Una tarde, un enorme periodista, el brasileño Aroldo Wall, que ya falleció, me propuso quedarme un tiempo en Cuba y enseñarles lo poquito que yo podía enseñarles de las mentiras periodísticas occidentales. Los ojos de Jesús que yo había visto reflejados en la cara bonita de Miramar me dijeron que era cosa mía. Yo arrastraba una penosa experiencia que por el momento había aparcado en Europa…
-¿Se refiere usted a aquel accidente, el que el crítico Francisco Javier Redondo Roldán describe así: «Puede uno haberse curado de la angustia de haber perdido lo que más amaba, pero el desencanto parece aguardar a quienes jugaron demasiado fuerte a los dados contra el destino»?
– Más o menos. Yo sabía que estaba a salvo allí, entre aquella nueva gente que, sin saber nada de mí, me bañaba en el cariño sin normas ni condiciones. Intui que había hecho bien tomando el vuelo París-La Habana, que entonces paraba en Gander, una isla de Canadá donde el aterrizaje era saludado por todas las sirenas de los patrulleros de la ciudad que se arremolinaban alrededor de nuestro aparato en lo que me pareció una simpática zarabanda de película musical. (Luego me enteré de que, en realidad, era más bien una horda maldita a lo Henry Hatthaway)
Sabía que era el último vuelo que había que tomar, que yo debía tomar, pero como siempre les ocurre a los humanos y hasta a los dioses, nos acobardamos en nombre de otros compromisos.
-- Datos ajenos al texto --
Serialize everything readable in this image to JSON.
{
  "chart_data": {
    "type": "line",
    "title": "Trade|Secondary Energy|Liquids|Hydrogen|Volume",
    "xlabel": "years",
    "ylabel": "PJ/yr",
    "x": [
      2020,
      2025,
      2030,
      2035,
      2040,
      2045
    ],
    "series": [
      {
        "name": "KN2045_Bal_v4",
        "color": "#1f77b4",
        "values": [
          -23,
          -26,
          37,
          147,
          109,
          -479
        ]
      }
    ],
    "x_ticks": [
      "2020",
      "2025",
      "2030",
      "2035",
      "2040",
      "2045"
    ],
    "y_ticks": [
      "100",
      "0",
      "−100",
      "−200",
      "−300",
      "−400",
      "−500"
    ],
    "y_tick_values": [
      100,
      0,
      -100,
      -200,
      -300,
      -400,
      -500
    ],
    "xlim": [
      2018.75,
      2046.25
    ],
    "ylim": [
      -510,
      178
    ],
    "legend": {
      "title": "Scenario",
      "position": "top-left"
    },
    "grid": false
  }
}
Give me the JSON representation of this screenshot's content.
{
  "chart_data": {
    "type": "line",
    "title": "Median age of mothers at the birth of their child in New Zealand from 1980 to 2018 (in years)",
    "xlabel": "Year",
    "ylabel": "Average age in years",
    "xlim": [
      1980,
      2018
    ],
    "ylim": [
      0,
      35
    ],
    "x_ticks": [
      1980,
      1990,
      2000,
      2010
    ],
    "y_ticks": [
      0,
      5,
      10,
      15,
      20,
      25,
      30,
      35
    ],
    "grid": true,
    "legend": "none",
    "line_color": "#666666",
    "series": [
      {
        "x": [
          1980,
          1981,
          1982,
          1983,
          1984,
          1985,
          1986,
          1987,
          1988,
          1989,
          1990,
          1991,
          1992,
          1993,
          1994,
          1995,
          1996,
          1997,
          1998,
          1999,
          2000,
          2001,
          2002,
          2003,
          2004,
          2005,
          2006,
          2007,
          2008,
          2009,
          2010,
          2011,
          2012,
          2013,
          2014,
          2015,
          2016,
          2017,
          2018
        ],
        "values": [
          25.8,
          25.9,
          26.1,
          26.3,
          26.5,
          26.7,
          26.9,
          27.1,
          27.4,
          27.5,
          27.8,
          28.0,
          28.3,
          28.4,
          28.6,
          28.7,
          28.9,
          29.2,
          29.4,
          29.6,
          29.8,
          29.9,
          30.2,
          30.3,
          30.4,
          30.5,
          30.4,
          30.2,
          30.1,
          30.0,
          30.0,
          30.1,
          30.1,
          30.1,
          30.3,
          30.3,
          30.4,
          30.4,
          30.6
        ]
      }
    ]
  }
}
Y aunque era consciente de que aquellos cubanos que habían entrado en mi corazón cuando con una Revolución sin parangón nos había devuelto la ilusión en un mundo menos injusto, -y aunque sabía que me habían salvado la vida-, recordé que en París me esperaba la Penélope de la que habla Redondo Roldán, rodeada de fieros futuros combatientes de esta vida. Y tomé el vuelo que con un poco más de endiosamiento no debería de haber tomado.
Luego me dieron otro billete, pero como soy muy desordenado lo perdí. Y me quedé en tierra para siempre jamás. Ya ve, querida niña, cosas de la vida.